Portrait by Anthony Van Dyck 1635-6 for the Sculptor Lorenzo Bernini to make a marble bust of. The bust was to be a Papal present to Queen Henrietta Maria in the hopes that Charles would return England to Rome. A brilliant portrait of a vain, weak man.
King Charles I amassed one of the most extraordinary art collections of his age, acquiring works by some of the finest artists of the past – Titian, Mantegna, Holbein, Dürer – and commissioning leading contemporary artists such as Van Dyck and Rubens.

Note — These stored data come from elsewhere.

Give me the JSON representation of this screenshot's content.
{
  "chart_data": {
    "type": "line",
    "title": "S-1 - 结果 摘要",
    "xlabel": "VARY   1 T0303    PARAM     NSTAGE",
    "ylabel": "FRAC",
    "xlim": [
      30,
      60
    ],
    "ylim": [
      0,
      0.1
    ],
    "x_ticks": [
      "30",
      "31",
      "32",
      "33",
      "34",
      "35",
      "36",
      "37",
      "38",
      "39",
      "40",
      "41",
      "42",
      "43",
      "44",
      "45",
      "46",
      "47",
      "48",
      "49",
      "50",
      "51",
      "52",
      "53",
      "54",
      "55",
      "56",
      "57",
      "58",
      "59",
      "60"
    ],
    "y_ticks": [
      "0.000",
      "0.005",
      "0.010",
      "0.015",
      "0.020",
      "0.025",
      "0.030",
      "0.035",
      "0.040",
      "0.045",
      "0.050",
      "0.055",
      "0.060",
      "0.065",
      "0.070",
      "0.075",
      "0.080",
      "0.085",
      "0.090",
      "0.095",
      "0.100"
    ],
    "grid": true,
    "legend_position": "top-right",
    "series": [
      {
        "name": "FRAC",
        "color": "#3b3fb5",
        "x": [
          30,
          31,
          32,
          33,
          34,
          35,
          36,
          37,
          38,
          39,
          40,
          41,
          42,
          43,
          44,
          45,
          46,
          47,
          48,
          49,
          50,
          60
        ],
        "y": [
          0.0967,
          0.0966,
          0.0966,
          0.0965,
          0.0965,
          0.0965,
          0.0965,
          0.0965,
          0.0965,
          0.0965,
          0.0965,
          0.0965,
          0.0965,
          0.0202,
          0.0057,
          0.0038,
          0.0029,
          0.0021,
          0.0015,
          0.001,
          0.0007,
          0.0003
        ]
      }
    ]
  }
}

Yet, following the king’s execution in 1649, his collection was sold off and scattered across Europe. While many works were retrieved by Charles II during the Restoration, others now form the core of museums such as the Louvre and the Prado.
The Royal Academy have brought the collection together again and it is rather remarkable. I didn’t like the Rubens’ – all that writhing flesh – or, surprisingly, many of the Hans Holbein the younger – not up to the standard of paintings like ‘the Ambassadors’ or some of the Tudors’. Many of the paintings bought from Madrid by Charles and where he spent some time at Court, but the Gonzaga collection (also bought by him) was wonderful especially the Mantegnas – the Triumph of Caesar – and the Gentileschis.
Three paintings by O. Gentileschi including ‘ Joseph and Potiphar’s Wife’ 1630-32 (left)
In fact, many of the pictures liked by Queen Henrietta. The paintings she chose for her palace interiors include Correggio’s Holy Family with St Jerome (c.1519) at Greenwich and Jacopo Bassano’s Adoration of the Shepherds (c.1546) at Wimbledon. The Queen also had an affinity for Italian Baroque pictures by Guido Reni and Orazio Gentileschi, with her house at Greenwich decorated with three large history paintings by Orazio, including Joseph and Potiphar’s Wife (c.1630-32) as well as an allegorical ceiling cycle. Religious pictures proliferated in her palaces and chapels, and family portraits were also prominently displayed. The van Dycks are magnificent – was there ever a King who had so many selfies painted?
Two of the many paintings of Charles by Van Dyck.
Family portrait by Van Dyck. Charles I and Henrietta Maria with Prince Charles and Princess Mary (“The Greate Peece”), 1632.
A magnificent show and well worth visiting for the wonderful portraits and sad history involved.